When Kaiser Permanente and healthcare workers agreed on their new contract in October, the deal included provisions to bolster staffing throughout the system. The pact included training opportunities for workers to advance, as well as a joint staffing progress so workers and managers can set appropriate staffing levels. There will be an “accelerated hiring process” to hire new workers more quickly, union leaders said.

The Kaiser deal could serve as a model for other healthcare contracts, Saldana says. “We know that Kaiser is a leader,” she says.

More systems are also turning to “virtual nursing” programs to help support their nurses at the bedside. Hospitals and health systems are using nurses working remotely to answer questions from patients or go over discharge instructions, allowing bedside nurses to focus more on direct patient care.

Love views virtual nursing as a promising development for the industry. As an added bonus, virtual nursing can appeal to longtime employees who want to stay in nursing, but may not feel as comfortable working long shifts at the hospital.

“You're taking off the administrative burden of the floor nurse who is hanging the IVs, changing the wounds, doing the CPR,” Love says.

Some nursing leaders are also pointing to the new law passed in Oregon that sets minimum nurse staffing standards as a model. Other states are eyeing similar measures.
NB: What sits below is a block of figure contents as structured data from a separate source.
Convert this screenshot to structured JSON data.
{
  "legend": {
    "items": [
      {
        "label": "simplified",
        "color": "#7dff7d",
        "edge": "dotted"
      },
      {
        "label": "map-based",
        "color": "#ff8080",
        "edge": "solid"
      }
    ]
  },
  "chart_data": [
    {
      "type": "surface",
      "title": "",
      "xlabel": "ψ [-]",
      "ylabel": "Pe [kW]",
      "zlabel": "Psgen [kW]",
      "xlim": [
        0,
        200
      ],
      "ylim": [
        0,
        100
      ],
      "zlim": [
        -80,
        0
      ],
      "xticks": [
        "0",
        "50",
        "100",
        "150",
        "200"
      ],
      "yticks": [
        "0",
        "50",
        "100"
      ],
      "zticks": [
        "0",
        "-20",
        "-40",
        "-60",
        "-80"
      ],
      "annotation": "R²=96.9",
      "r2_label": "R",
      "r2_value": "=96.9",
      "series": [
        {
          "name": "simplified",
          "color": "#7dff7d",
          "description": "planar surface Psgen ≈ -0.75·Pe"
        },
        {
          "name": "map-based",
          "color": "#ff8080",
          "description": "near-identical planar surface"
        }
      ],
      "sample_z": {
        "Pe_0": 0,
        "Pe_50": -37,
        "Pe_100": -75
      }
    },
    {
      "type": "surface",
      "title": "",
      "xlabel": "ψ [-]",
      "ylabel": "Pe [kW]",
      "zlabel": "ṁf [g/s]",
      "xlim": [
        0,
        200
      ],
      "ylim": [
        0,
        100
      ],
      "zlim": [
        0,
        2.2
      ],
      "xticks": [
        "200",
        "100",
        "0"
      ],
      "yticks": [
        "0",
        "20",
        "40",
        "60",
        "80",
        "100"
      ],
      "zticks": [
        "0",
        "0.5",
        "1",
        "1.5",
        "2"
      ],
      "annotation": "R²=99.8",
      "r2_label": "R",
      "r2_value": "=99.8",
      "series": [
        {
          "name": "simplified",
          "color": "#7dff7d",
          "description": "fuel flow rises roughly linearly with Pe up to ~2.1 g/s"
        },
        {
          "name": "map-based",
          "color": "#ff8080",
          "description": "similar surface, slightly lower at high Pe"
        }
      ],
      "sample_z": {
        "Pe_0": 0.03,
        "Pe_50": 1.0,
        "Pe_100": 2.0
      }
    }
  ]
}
Love projects rural states may be more apt to approve nurse staffing laws, perhaps out of necessity.

Kate Judge, president of the American Nurses Foundation, told Chief Healthcare Executive in a recent interview that healthcare leaders and policy makers need to do more to support nurses.

“It's imperative that nurses be engaged and supported,” Judge says. “And the benefit is to patient care and to the system of delivering healthcare, because if we don't support nurses, we will not have quality healthcare.”

Getting help

988 Suicide & Crisis Lifeline: Dial or text 988 to connect with someone. Help is available 24/7.

The American Foundation for Suicide Prevention offers resources for healthcare professionals.

NAMI: The National Alliance for Mental Illness offers “frontline wellness” resources for healthcare workers and public safety employees.